Medemo, da Firenze la risposta agli White Stripes

"Io sono il mondo": tanta rabbia e voglia di crescere nell'ep d'esordio del giovanissimo duo toscano dedito all'indie rock. 

Diciamo subito due cose. La prima: i Medemo, un duo fiorentino costituito dal cantante chitarrista Emanuele Tarchi e dal batterista Tiziano Pratesi, sono ragazzi in gamba. La seconda: come tutti i ragazzi devono trovare una direzione precisa per maturare artisticamente, perché i tempi dei capolavori scritti dai neomaggiorenni sono lontani.

La scelta dei due toscanacci è piuttosto radicale: Io sono il mondo, l’ep che i due hanno lanciato sulle principali piattaforme a inizio maggio dopo alcuni mesi di sala prove, è un esempio di indie rock minimale, solo chitarra e batteria. Per capirci, un po’ alla White Stripes, che fanno parte dell’album di famiglia del duo.

Il punto di forza dei Medemo è la compattezza sonora, sorretta dalle buone capacità tecniche dei giovani fiorentini, che assieme fanno quarant’anni. Massiccio e dinamico il drumming di Pratesi, ottimo e ben curato il riffing di Tarchi, a suo agio sia con le timbriche pulite sia col distorsore a palla e capace di riempire il sound al punto da non far sentire la mancanza del basso.

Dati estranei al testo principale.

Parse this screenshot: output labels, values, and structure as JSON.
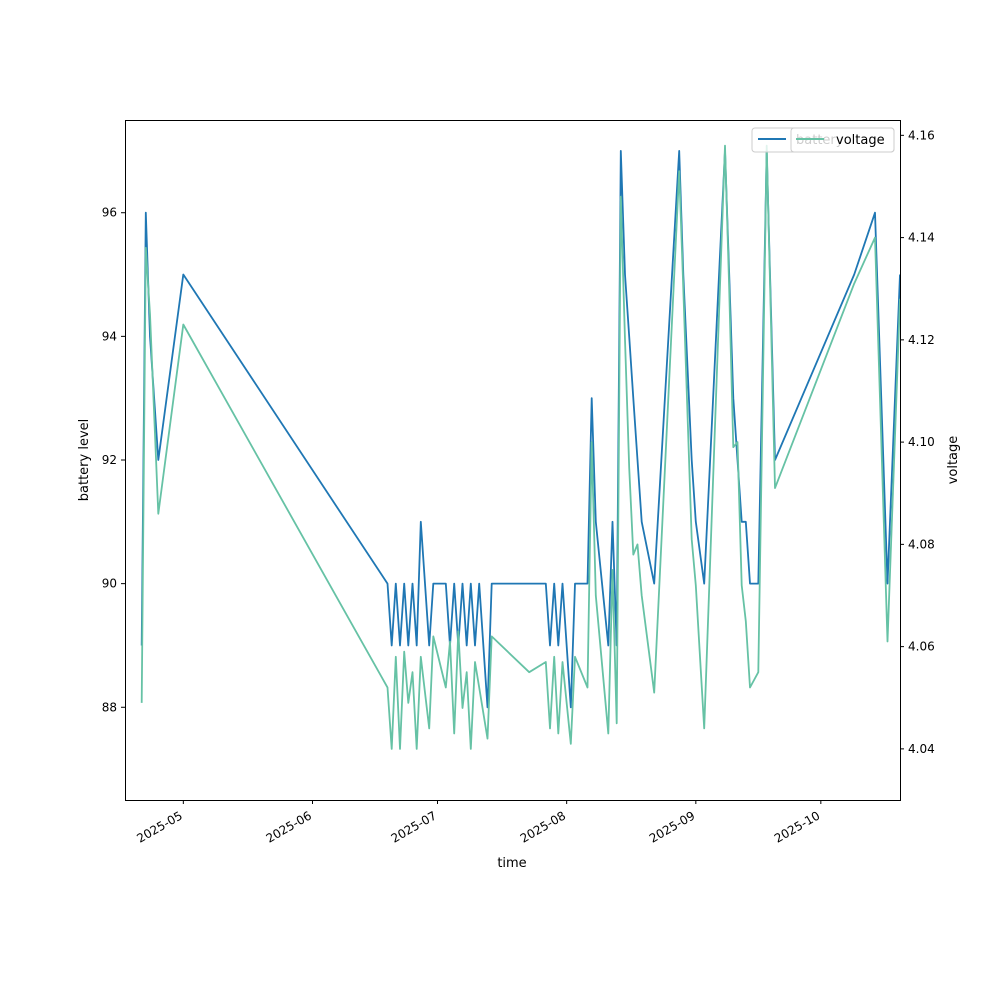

Ho fame di me apre con arpeggi darkeggianti ed evolve in una cavalcata con spunti hardcore (al netto dei doppisensi, emerge qui e lì qualche spunto dei Negazione, sebbene non siano citati tra le fonti di ispirazione).

Più variegata, Poesia sulla pelle alterna parti morbide, quasi acustiche, in controtempo a fortissimi carichi di pathos. Il tuo ego è caratterizzata dallo stesso contrasto tra parti pulite e fortissimi, accentuato dai tocchi latini della chitarra. Bello anche il riff della conclusiva Medesimo, impreziosita anche da un crescendo funkeggiante.

Fin qui, gli aspetti positivi di Io sono il mondo. Qualche limite, dovuto essenzialmente all’inesperienza, emerge qui e lì. Il più vistoso è il cantato. Non che la voce di Tarchi sia male: tutt’altro. Il problema riguarda soprattutto le metriche dei testi, che non sempre collimano con gli arrangiamenti.

Spigolosi e un po’ ermetici, i versi delle quattro canzoni suonano un po’ pretenziosi e non valorizzano come si deve l’impatto musicale e costringono l’ugola di Tarchi a vere e proprie contorsioni.

Sono difetti correggibili con un po’ di esperienza e, magari, con l’aiuto di una buona produzione. Per quanto indie, post e alternative possa essere, il rock è sempre rock e la matrice base del rock è la semplicità. E non è un male che anche i millennials, cresciuti con la musica dei ’90 e i suoi inutili intellettualismi, lo ricordino.

Buona la prima, con l’augurio di una valida crescita artistica: l’ep merita un ascolto e non solo di incoraggiamento, perché le idee forti non mancano. Ora si tratta solo di svilupparle come si deve.